Dish Network slammed T-Mobile’s defense of plans to close its legacy CDMA network at the end of this year in a filing posted Wednesday in docket 18-197. T-Mobile’s latest was posted Tuesday (see 2104120035). “T-Mobile makes no effort to challenge the central basis of DISH’s concerns: that the accelerated shutdown of the CDMA network likely will harm millions of Boost consumers, many who already face economic challenges,” Dish said. “This is because the harms are indisputable.” Dish wants the carrier to “honor the commitments it made to regulators under oath and keep the CDMA network operational until at least July 2023.” T-Mobile agreed to sell Boost to Dish as a concession to regulators as it sought approval to buy Sprint. Michael Calabrese, director of the Wireless Future Program at New America, spoke with aides to acting Chairwoman Jessica Rosenworcel on the group's concerns. “A pandemic emergency is the worst time possible for pre-paid mobile subscribers to lose cellular phone service, or for a rapid transition that reportedly faces the challenges of contacting customers and providing them with a new device, SIM card and/or software upgrade,” he said.

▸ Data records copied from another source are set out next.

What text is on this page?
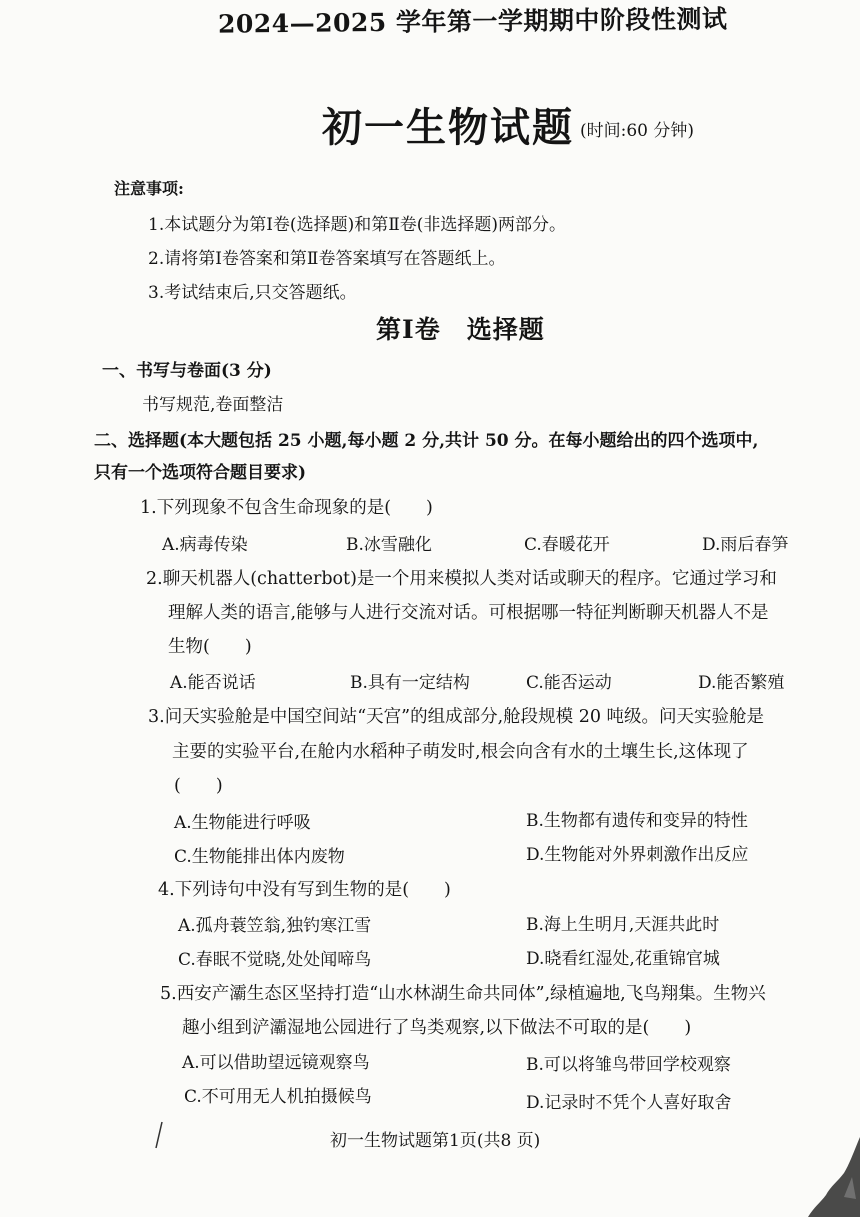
2024—2025 学年第一学期期中阶段性测试
初一生物试题 (时间:60 分钟)
注意事项:
1.本试题分为第Ⅰ卷(选择题)和第Ⅱ卷(非选择题)两部分。
2.请将第Ⅰ卷答案和第Ⅱ卷答案填写在答题纸上。
3.考试结束后,只交答题纸。
第Ⅰ卷　选择题
一、书写与卷面(3 分)
书写规范,卷面整洁
二、选择题(本大题包括 25 小题,每小题 2 分,共计 50 分。在每小题给出的四个选项中,
只有一个选项符合题目要求)
1.下列现象不包含生命现象的是(　　)
A.病毒传染	B.冰雪融化	C.春暖花开	D.雨后春笋
2.聊天机器人(chatterbot)是一个用来模拟人类对话或聊天的程序。它通过学习和
理解人类的语言,能够与人进行交流对话。可根据哪一特征判断聊天机器人不是
生物(　　)
A.能否说话	B.具有一定结构	C.能否运动	D.能否繁殖
3.问天实验舱是中国空间站“天宫”的组成部分,舱段规模 20 吨级。问天实验舱是
主要的实验平台,在舱内水稻种子萌发时,根会向含有水的土壤生长,这体现了
(　　)
A.生物能进行呼吸	B.生物都有遗传和变异的特性
C.生物能排出体内废物	D.生物能对外界刺激作出反应
4.下列诗句中没有写到生物的是(　　)
A.孤舟蓑笠翁,独钓寒江雪	B.海上生明月,天涯共此时
C.春眠不觉晓,处处闻啼鸟	D.晓看红湿处,花重锦官城
5.西安产灞生态区坚持打造“山水林湖生命共同体”,绿植遍地,飞鸟翔集。生物兴
趣小组到浐灞湿地公园进行了鸟类观察,以下做法不可取的是(　　)
A.可以借助望远镜观察鸟	B.可以将雏鸟带回学校观察
C.不可用无人机拍摄候鸟	D.记录时不凭个人喜好取舍
初一生物试题第1页(共8 页)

Mobile operators are struggling to create average revenue per user (ARPU) uplift from 5G network upgrades as mobile data revenue in Q4 fell below $1 per gigabyte for the first time, reported Strategy Analytics Tuesday. Cellular data traffic grew 35% year on year in Q4, but total mobile service revenue inched up just 0.6%, it said. Weak service revenue growth in strong 5G markets -- South Korea and China -- “paint a challenging picture for consumer 5G value creation across the globe in 2021,” said the researcher. Subscriptions used on 5G networks grew from 2.1% in September to 3% three months later; China had 80% of global totals, it said. Speed-based, tiered unlimited data plans in Finland helped lift ARPU by 17% over the past five years, compared with a 15% decline across Western Europe, noted SA. “Volume-based data pricing is going to cause a headache for many operators conditioned to utility-based revenue or cost per unit thinking,” said Phil Kendall, director-service provider group. With the capacity gains offered by 5G “diluting value per Gigabyte, operators need ‘more for more’ pricing that offers revenue uplift through better experiences and richer content rather than through more data,” he said. Carriers need to “educate users away from high-volume low-cost plans and the idea that 150GB is meaningfully better than 100GB,” said analyst Josie Sephton. Consumers are picking price plans that fit their budget first, data usage requirements second, she said: “We are in a data pricing merry-go-round that needs to be reset.”